- Shooting shore birds and waterfowl in late winter and spring should be stopped.
- The sale of all native wild game should be prohibited.
- A State Game Commissioner whose term of office should be not less than four years, and a force of salaried game wardens, should be appointed.
- A general resident license should be required for hunting.
- The killing of does and fawns should be stopped, and no deer should be killed save bucks with horns at least three inches long.
- The bag limit of five deer per year should be two deer; of twenty quail, and two turkeys per day should be ten quail and one turkey.
- The open season on all game birds should end on February 1, for domestic reasons.
- Protection should be accorded doves, and robins should be removed from the game list.
In the destruction of wild life, I think the backwoods population of Florida is the most lawless and defiant that can be found anywhere in the United States. The "plume-hunters" have practically exterminated the plume-bearing egrets, wholly annihilated the roseate spoonbill, the flamingo, and also the Carolina parrakeet. On July 8, 1905, one of them killed an Audubon Association Warden, Guy M. Bradley, whose business it was to enforce the state laws protecting the egret rookeries. The people really to blame for the shooting of Guy Bradley, and the extermination of the egrets by lawless and dangerous men, are the vain and merciless women who wear the "white badges of cruelty" as long as they can be purchased! They have much to answer for!

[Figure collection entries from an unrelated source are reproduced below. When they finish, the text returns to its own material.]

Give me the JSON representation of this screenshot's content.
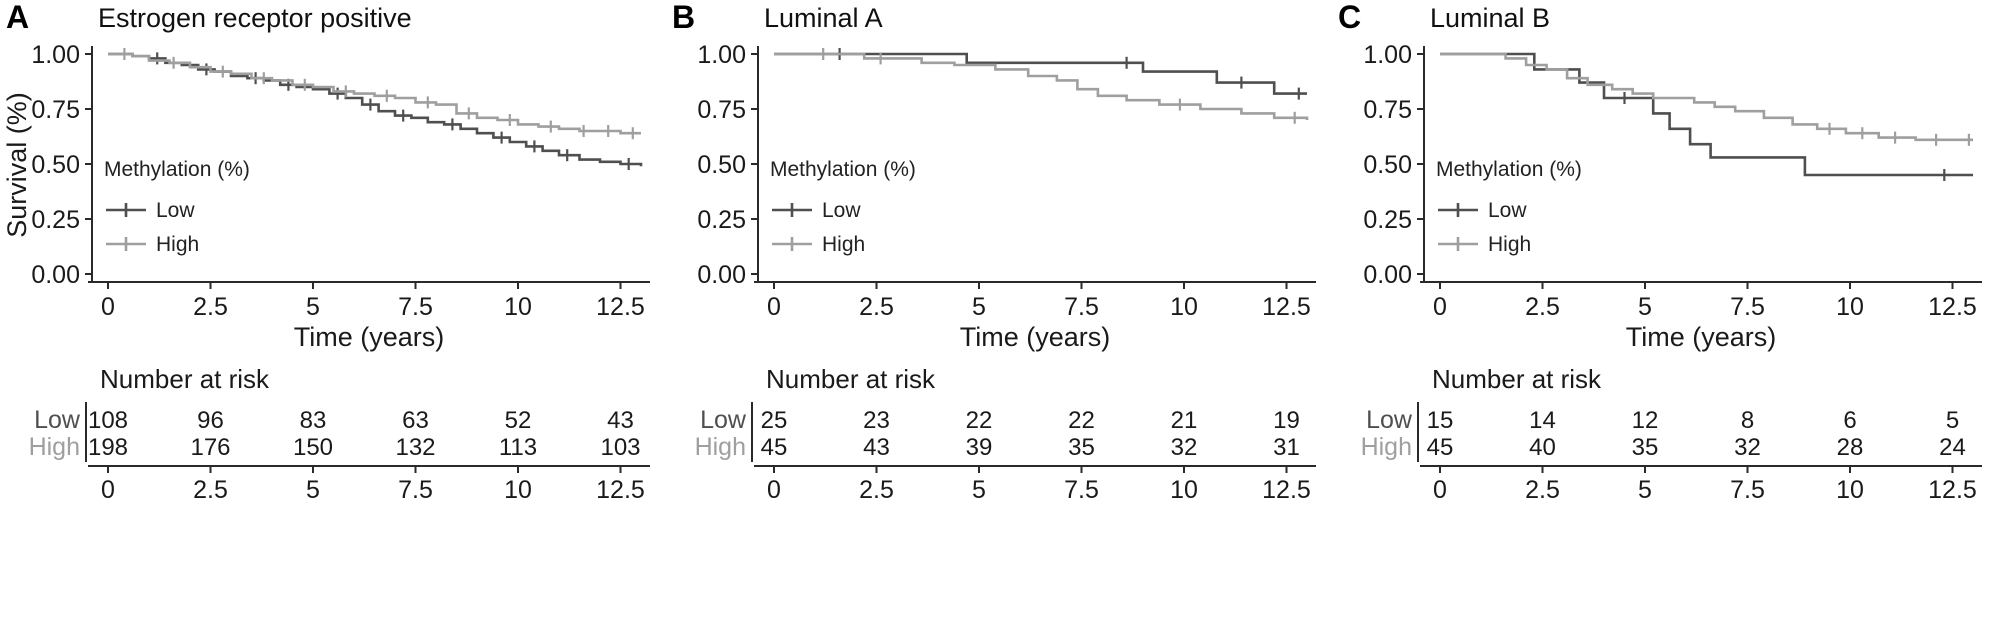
{
  "figure": {
    "ylabel": "Survival (%)",
    "xlabel": "Time (years)",
    "legend_title": "Methylation (%)",
    "risk_table_title": "Number at risk",
    "y_ticks": [
      {
        "value": 1.0,
        "label": "1.00"
      },
      {
        "value": 0.75,
        "label": "0.75"
      },
      {
        "value": 0.5,
        "label": "0.50"
      },
      {
        "value": 0.25,
        "label": "0.25"
      },
      {
        "value": 0.0,
        "label": "0.00"
      }
    ],
    "x_ticks": [
      {
        "value": 0,
        "label": "0"
      },
      {
        "value": 2.5,
        "label": "2.5"
      },
      {
        "value": 5,
        "label": "5"
      },
      {
        "value": 7.5,
        "label": "7.5"
      },
      {
        "value": 10,
        "label": "10"
      },
      {
        "value": 12.5,
        "label": "12.5"
      }
    ],
    "colors": {
      "low": "#4f4f4f",
      "high": "#9f9f9f",
      "axis": "#2a2a2a",
      "text": "#1a1a1a"
    }
  },
  "chart_data": [
    {
      "type": "line",
      "panel_label": "A",
      "title": "Estrogen receptor positive",
      "show_ylabel": true,
      "xlabel": "Time (years)",
      "ylabel": "Survival (%)",
      "xlim": [
        0,
        13
      ],
      "ylim": [
        0,
        1
      ],
      "legend_title": "Methylation (%)",
      "series": [
        {
          "name": "Low",
          "color": "#4f4f4f",
          "steps": [
            [
              0,
              1.0
            ],
            [
              0.6,
              0.99
            ],
            [
              1.0,
              0.98
            ],
            [
              1.4,
              0.96
            ],
            [
              1.8,
              0.95
            ],
            [
              2.2,
              0.93
            ],
            [
              2.6,
              0.92
            ],
            [
              3.0,
              0.9
            ],
            [
              3.4,
              0.89
            ],
            [
              3.8,
              0.88
            ],
            [
              4.2,
              0.86
            ],
            [
              4.6,
              0.85
            ],
            [
              5.0,
              0.84
            ],
            [
              5.4,
              0.82
            ],
            [
              5.8,
              0.8
            ],
            [
              6.2,
              0.77
            ],
            [
              6.6,
              0.74
            ],
            [
              7.0,
              0.72
            ],
            [
              7.4,
              0.71
            ],
            [
              7.8,
              0.69
            ],
            [
              8.2,
              0.68
            ],
            [
              8.6,
              0.66
            ],
            [
              9.0,
              0.64
            ],
            [
              9.4,
              0.62
            ],
            [
              9.8,
              0.6
            ],
            [
              10.2,
              0.58
            ],
            [
              10.6,
              0.56
            ],
            [
              11.0,
              0.54
            ],
            [
              11.5,
              0.52
            ],
            [
              12.0,
              0.51
            ],
            [
              12.5,
              0.5
            ],
            [
              13.0,
              0.49
            ]
          ],
          "censor_times": [
            1.2,
            2.4,
            3.6,
            4.4,
            5.6,
            6.4,
            7.2,
            8.4,
            9.6,
            10.4,
            11.2,
            12.7
          ]
        },
        {
          "name": "High",
          "color": "#9f9f9f",
          "steps": [
            [
              0,
              1.0
            ],
            [
              0.6,
              0.99
            ],
            [
              1.0,
              0.97
            ],
            [
              1.5,
              0.96
            ],
            [
              2.0,
              0.94
            ],
            [
              2.5,
              0.92
            ],
            [
              3.0,
              0.91
            ],
            [
              3.5,
              0.89
            ],
            [
              4.0,
              0.88
            ],
            [
              4.5,
              0.86
            ],
            [
              5.0,
              0.85
            ],
            [
              5.5,
              0.83
            ],
            [
              6.0,
              0.82
            ],
            [
              6.5,
              0.81
            ],
            [
              7.0,
              0.8
            ],
            [
              7.5,
              0.78
            ],
            [
              8.0,
              0.77
            ],
            [
              8.5,
              0.73
            ],
            [
              9.0,
              0.71
            ],
            [
              9.5,
              0.7
            ],
            [
              10.0,
              0.68
            ],
            [
              10.5,
              0.67
            ],
            [
              11.0,
              0.66
            ],
            [
              11.5,
              0.65
            ],
            [
              12.0,
              0.65
            ],
            [
              12.5,
              0.64
            ],
            [
              13.0,
              0.64
            ]
          ],
          "censor_times": [
            0.4,
            1.6,
            2.8,
            3.8,
            4.8,
            5.8,
            6.8,
            7.8,
            8.8,
            9.8,
            10.8,
            11.6,
            12.2,
            12.8
          ]
        }
      ],
      "number_at_risk": {
        "title": "Number at risk",
        "times": [
          0,
          2.5,
          5,
          7.5,
          10,
          12.5
        ],
        "rows": [
          {
            "label": "Low",
            "color": "#4f4f4f",
            "values": [
              "108",
              "96",
              "83",
              "63",
              "52",
              "43"
            ]
          },
          {
            "label": "High",
            "color": "#9f9f9f",
            "values": [
              "198",
              "176",
              "150",
              "132",
              "113",
              "103"
            ]
          }
        ]
      }
    },
    {
      "type": "line",
      "panel_label": "B",
      "title": "Luminal A",
      "show_ylabel": false,
      "xlabel": "Time (years)",
      "ylabel": "Survival (%)",
      "xlim": [
        0,
        13
      ],
      "ylim": [
        0,
        1
      ],
      "legend_title": "Methylation (%)",
      "series": [
        {
          "name": "Low",
          "color": "#4f4f4f",
          "steps": [
            [
              0,
              1.0
            ],
            [
              4.7,
              0.96
            ],
            [
              9.0,
              0.92
            ],
            [
              10.8,
              0.87
            ],
            [
              12.2,
              0.82
            ],
            [
              13,
              0.82
            ]
          ],
          "censor_times": [
            1.6,
            8.6,
            11.4,
            12.8
          ]
        },
        {
          "name": "High",
          "color": "#9f9f9f",
          "steps": [
            [
              0,
              1.0
            ],
            [
              2.2,
              0.98
            ],
            [
              3.6,
              0.96
            ],
            [
              4.4,
              0.95
            ],
            [
              5.4,
              0.93
            ],
            [
              6.2,
              0.9
            ],
            [
              6.9,
              0.88
            ],
            [
              7.4,
              0.84
            ],
            [
              7.9,
              0.81
            ],
            [
              8.6,
              0.79
            ],
            [
              9.4,
              0.77
            ],
            [
              10.4,
              0.75
            ],
            [
              11.4,
              0.73
            ],
            [
              12.2,
              0.71
            ],
            [
              13,
              0.7
            ]
          ],
          "censor_times": [
            1.2,
            2.6,
            9.9,
            12.7
          ]
        }
      ],
      "number_at_risk": {
        "title": "Number at risk",
        "times": [
          0,
          2.5,
          5,
          7.5,
          10,
          12.5
        ],
        "rows": [
          {
            "label": "Low",
            "color": "#4f4f4f",
            "values": [
              "25",
              "23",
              "22",
              "22",
              "21",
              "19"
            ]
          },
          {
            "label": "High",
            "color": "#9f9f9f",
            "values": [
              "45",
              "43",
              "39",
              "35",
              "32",
              "31"
            ]
          }
        ]
      }
    },
    {
      "type": "line",
      "panel_label": "C",
      "title": "Luminal B",
      "show_ylabel": false,
      "xlabel": "Time (years)",
      "ylabel": "Survival (%)",
      "xlim": [
        0,
        13
      ],
      "ylim": [
        0,
        1
      ],
      "legend_title": "Methylation (%)",
      "series": [
        {
          "name": "Low",
          "color": "#4f4f4f",
          "steps": [
            [
              0,
              1.0
            ],
            [
              2.3,
              0.93
            ],
            [
              3.4,
              0.87
            ],
            [
              4.0,
              0.8
            ],
            [
              5.2,
              0.73
            ],
            [
              5.6,
              0.66
            ],
            [
              6.1,
              0.59
            ],
            [
              6.6,
              0.53
            ],
            [
              8.9,
              0.45
            ],
            [
              13,
              0.45
            ]
          ],
          "censor_times": [
            4.5,
            12.3
          ]
        },
        {
          "name": "High",
          "color": "#9f9f9f",
          "steps": [
            [
              0,
              1.0
            ],
            [
              1.6,
              0.98
            ],
            [
              2.1,
              0.95
            ],
            [
              2.6,
              0.93
            ],
            [
              3.1,
              0.89
            ],
            [
              3.6,
              0.86
            ],
            [
              4.2,
              0.84
            ],
            [
              4.7,
              0.82
            ],
            [
              5.2,
              0.8
            ],
            [
              6.2,
              0.78
            ],
            [
              6.7,
              0.76
            ],
            [
              7.2,
              0.74
            ],
            [
              7.9,
              0.71
            ],
            [
              8.6,
              0.68
            ],
            [
              9.2,
              0.66
            ],
            [
              9.9,
              0.64
            ],
            [
              10.7,
              0.62
            ],
            [
              11.6,
              0.61
            ],
            [
              13,
              0.61
            ]
          ],
          "censor_times": [
            9.5,
            10.3,
            11.1,
            12.1,
            12.9
          ]
        }
      ],
      "number_at_risk": {
        "title": "Number at risk",
        "times": [
          0,
          2.5,
          5,
          7.5,
          10,
          12.5
        ],
        "rows": [
          {
            "label": "Low",
            "color": "#4f4f4f",
            "values": [
              "15",
              "14",
              "12",
              "8",
              "6",
              "5"
            ]
          },
          {
            "label": "High",
            "color": "#9f9f9f",
            "values": [
              "45",
              "40",
              "35",
              "32",
              "28",
              "24"
            ]
          }
        ]
      }
    }
  ]
}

Originally, Florida was alive with bird life. For number of species, abundance of individuals, and general dispersal throughout the whole state, I think no other state in America except possibly California ever possessed a bird fauna quite comparable with it. Once its bird life was one of the wonders of America. But the gunners began early to shoot, and shoot, and shoot. During the fifteen years preceding 1898, the general bird life of Florida decreased in volume 77 per cent. In 1900 it was at a very low point, and it has steadily continued to decrease. The rapidly-growing settlement and cultivation of the state has of course had much to do with the disappearance of wild life generally, and the draining and exploitation of the Everglades will about finish the birds of southern Florida.
The brown pelicans' breeding-place on Pelican Island, in Indian River, has been taken in hand by the national government as a bird refuge, and its marvelous spectacle of pelican life is now protected. Nine other islands on the coast of Florida have been taken as national bird refuges, and will render posterity good service.
The great private game and bird preserve of Dr. Ray V. Pierce, at Apalachicola, known as St. Vincent Island, containing twenty square miles of wonderful woods and waters, is performing an important function for the state and the nation.
The Florida bag limit on quail is entirely too liberal. I know one man who never once exceeded the limit of twenty birds per day, but in the season of 1908-9 he killed 865 quail! Can the quail of any state long endure such drains as that?
From a zoological point of view, Florida is in bad shape. A great many of her people who shoot are desperately lawless and uncontrollable, and the state is not financially able to support a force of wardens sufficiently strong to enforce the laws, even as they are. It looks as if the slaughter would go on until nothing of bird life remains. At present I can see no hope whatever for saving even a good remnant of the wild life of the state.
The present status of wild-life protective laws in Florida was made the subject of an article in Forest and Stream of August 10, 1912, by John H. Wallace, Jr., Game Commissioner of the State of Alabama, in an article entitled "The Florida Situation." In view of his record, no one will question either the value or the honest sincerity of Mr. Wallace's opinions. The following paragraphs are from that article:
The enactment of a model and modern game law for the State of Florida is absolutely imperative in order to save many of the most valuable species of birds and game of that State from certain depletion and threatened extinction. The question of the protection of the birds and game in Florida is not a local one, but is national in its scope. Birds know no state lines, and while practically all the States lying to the north of Florida protect migratory birds and waterfowl, yet these are recklessly slaughtered in that state to such an extent as to be appalling to all sportsmen and bird lovers.
So alarming has become the decrease of the birds and game of Florida that unless a halt is called on the campaign of reckless annihilation that has been ceaselessly waged in that state, the sport and recreation enjoyed by primeval nimrods will linger only in history and tradition.
It is the sincerest hope of all lovers of wild life of the American continent that a strong and invincible sentiment, relative to the imperative necessity of real conservation legislation, be crystallized in the minds of the members elect of the Florida Legislature, to the end that the next Legislature will spread upon the statute books of the State of Florida a model and modern law for the preservation and protection of the birds and game of that State, which when put into practical operation will elicit the thanks of all good citizens, and likewise the gratitude of future generations.
- Prohibit late winter and spring shooting, and provide rational seasons for wild fowl.
- Reduce the limit on deer to two bucks a season, with horns not less than three inches long.
- Protect the meadow lark and stop forever the killing of doves and wood-ducks.
- Prohibit the use of automatic and pump shot-guns in hunting.
- Extend the term of the game commissioner to four years.